Well, I guess it's sort of a "meta" package, but it is really more of  
a subculture. It also has its own mailing list.
> Currently I need to convert a string of the form "ACCTGMX" to
> "1223400" i.e. A is replaced by 1, C with 2, T with 3, G with 4 and  
> any
> other character with a 0. I checked with 'replace' and also with a  
> function
> called 'copySubstitute' found in the Biobase package but this is  
> only for
> files.
> The data here is a string ("ACCTGMX" ) and we need to convert it to  
> yet
> another string ("1223400").

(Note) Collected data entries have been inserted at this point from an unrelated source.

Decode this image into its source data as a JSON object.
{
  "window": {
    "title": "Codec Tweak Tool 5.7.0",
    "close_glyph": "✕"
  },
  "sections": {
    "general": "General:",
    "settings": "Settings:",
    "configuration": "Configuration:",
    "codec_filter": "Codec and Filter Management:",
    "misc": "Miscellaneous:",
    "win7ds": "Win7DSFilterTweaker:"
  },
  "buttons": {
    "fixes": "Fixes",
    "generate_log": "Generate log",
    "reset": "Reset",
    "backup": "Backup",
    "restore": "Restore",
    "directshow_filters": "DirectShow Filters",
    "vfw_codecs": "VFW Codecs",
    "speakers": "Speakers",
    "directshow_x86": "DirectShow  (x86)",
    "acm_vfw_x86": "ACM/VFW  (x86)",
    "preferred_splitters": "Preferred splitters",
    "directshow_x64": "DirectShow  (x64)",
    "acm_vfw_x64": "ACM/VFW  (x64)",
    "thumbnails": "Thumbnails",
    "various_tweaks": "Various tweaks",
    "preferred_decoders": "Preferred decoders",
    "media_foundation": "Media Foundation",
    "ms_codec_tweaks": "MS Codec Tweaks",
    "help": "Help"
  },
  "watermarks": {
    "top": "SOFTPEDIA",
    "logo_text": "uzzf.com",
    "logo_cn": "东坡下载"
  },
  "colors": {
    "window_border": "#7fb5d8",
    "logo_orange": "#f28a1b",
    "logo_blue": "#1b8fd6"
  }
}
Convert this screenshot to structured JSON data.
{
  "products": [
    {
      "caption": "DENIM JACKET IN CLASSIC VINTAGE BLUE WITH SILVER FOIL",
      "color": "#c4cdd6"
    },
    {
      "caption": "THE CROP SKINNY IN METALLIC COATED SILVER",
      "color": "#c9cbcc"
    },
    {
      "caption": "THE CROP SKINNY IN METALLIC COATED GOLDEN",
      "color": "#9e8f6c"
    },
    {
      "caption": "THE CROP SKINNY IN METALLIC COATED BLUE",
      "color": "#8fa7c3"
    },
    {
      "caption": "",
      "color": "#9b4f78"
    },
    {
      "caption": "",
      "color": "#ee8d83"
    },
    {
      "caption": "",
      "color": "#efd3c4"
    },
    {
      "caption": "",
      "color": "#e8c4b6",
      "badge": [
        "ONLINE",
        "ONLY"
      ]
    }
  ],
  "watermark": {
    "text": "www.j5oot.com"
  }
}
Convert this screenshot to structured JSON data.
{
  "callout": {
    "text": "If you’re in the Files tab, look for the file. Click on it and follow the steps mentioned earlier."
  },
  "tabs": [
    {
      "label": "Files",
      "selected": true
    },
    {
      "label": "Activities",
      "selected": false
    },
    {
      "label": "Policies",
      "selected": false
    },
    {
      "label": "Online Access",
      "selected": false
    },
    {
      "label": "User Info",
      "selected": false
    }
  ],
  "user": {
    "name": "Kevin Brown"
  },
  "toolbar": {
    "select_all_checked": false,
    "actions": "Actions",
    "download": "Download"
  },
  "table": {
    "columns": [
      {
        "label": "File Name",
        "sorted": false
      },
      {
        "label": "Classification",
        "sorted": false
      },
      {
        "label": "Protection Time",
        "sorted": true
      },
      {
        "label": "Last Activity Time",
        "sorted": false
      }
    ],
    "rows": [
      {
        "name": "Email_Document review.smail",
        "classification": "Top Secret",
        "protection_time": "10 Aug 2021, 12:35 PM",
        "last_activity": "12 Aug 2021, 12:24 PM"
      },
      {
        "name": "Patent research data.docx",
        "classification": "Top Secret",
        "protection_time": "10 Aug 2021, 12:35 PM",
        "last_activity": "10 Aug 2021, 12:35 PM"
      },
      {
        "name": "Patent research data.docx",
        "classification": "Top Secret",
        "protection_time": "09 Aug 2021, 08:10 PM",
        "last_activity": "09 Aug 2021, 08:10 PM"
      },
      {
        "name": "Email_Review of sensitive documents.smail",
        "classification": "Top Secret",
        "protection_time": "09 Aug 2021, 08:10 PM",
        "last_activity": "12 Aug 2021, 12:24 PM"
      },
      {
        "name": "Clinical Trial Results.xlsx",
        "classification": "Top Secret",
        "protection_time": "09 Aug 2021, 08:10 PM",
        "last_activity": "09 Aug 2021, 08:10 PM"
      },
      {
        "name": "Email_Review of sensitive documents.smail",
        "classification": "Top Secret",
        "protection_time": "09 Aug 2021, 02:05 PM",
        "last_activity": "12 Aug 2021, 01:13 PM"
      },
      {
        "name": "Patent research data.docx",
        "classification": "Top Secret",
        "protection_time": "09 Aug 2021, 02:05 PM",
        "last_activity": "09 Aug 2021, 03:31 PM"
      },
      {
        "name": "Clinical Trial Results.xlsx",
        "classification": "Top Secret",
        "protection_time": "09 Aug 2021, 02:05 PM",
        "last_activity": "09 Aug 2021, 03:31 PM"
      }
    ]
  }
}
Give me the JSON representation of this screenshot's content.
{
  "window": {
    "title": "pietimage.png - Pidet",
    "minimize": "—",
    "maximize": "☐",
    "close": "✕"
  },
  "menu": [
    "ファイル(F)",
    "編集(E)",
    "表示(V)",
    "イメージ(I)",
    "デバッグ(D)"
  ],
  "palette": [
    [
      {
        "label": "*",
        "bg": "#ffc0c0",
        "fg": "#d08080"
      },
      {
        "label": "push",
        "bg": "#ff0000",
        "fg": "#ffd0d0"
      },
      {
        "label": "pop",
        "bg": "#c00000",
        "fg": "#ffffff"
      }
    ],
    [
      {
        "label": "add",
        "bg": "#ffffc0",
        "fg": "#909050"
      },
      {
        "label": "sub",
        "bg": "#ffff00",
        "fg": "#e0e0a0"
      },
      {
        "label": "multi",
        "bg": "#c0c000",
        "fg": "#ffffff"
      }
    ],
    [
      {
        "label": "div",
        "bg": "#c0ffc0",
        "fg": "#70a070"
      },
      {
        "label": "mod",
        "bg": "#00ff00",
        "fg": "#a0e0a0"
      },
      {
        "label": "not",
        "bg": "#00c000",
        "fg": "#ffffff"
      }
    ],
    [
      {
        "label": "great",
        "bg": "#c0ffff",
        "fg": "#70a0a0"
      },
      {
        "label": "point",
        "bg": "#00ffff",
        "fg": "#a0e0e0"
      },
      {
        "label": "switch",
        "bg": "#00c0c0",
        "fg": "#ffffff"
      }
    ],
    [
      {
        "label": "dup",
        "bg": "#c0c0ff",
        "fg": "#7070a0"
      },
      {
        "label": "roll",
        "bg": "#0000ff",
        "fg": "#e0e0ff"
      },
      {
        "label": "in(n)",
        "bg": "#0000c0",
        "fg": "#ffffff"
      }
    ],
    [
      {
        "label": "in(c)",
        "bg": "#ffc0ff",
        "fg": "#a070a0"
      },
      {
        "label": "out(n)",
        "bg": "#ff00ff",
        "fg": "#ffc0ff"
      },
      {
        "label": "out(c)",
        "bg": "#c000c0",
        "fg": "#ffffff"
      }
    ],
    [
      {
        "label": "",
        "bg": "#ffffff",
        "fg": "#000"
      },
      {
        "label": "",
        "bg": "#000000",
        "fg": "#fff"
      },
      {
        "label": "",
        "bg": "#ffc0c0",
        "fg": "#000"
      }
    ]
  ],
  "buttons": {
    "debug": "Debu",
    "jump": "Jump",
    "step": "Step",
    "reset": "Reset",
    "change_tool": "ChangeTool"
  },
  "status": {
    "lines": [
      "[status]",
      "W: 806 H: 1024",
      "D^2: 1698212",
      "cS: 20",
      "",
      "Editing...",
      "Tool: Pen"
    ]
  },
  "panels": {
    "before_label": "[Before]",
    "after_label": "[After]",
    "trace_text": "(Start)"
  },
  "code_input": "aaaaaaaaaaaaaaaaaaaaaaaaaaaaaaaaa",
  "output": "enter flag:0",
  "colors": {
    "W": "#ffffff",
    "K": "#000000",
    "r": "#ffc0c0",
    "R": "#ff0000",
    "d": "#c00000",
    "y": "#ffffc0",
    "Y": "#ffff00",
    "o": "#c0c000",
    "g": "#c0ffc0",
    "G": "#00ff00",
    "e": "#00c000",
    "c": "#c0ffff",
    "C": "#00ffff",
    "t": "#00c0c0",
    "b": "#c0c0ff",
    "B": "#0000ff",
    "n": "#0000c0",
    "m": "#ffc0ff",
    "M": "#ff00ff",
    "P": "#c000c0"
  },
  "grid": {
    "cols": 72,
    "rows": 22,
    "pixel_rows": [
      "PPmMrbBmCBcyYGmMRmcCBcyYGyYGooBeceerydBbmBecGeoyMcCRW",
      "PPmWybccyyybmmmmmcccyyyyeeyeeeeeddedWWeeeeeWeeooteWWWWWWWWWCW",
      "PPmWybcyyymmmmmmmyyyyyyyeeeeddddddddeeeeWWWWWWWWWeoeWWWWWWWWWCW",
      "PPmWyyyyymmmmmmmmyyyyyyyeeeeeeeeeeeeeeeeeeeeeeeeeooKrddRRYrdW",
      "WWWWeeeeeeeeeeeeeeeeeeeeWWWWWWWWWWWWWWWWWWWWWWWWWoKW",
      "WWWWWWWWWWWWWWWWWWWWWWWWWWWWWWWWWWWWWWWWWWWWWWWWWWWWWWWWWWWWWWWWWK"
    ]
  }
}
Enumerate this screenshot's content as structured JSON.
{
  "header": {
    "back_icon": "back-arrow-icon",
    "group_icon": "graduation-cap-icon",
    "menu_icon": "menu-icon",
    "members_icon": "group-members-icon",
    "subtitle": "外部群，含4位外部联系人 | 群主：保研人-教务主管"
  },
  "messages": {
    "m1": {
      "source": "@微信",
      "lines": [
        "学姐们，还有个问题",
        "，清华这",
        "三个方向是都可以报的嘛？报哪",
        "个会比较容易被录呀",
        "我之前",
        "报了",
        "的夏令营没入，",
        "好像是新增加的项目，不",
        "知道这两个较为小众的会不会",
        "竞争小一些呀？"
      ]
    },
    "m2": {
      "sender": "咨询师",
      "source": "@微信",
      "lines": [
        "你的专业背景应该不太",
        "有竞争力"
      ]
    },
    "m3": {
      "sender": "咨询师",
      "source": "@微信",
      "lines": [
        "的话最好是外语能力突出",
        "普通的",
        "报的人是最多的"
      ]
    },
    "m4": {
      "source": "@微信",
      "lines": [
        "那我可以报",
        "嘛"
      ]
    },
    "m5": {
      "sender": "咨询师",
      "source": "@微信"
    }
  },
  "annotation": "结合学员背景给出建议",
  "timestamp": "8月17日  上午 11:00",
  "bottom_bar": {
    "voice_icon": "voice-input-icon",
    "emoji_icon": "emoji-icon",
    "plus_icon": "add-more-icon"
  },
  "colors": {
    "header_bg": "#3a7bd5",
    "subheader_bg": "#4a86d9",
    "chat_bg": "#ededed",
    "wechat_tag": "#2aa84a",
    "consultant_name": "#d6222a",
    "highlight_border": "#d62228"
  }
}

Now I use the strsplit function to split
> "ACCTGM" into "A" "C" "C" "T" "G" "M" and then use 'which' to assign  
> the
> corresponding numbers.
> Is there a faster way to do this or some function I can make use of?
 > tst <- rep( "ACCTGMX", 5)
 > newtst <- gsub("A", "1", tst)
 > newtst <- gsub("C", "2", newtst)
 > newtst <- gsub("T", "3", newtst)
 > newtst <- gsub("G", "4", newtst)
 > newtst <- gsub("[[:alpha:]]", "0", newtst)
 > newtst
[1] "1223400" "1223400" "1223400" "1223400" "1223400"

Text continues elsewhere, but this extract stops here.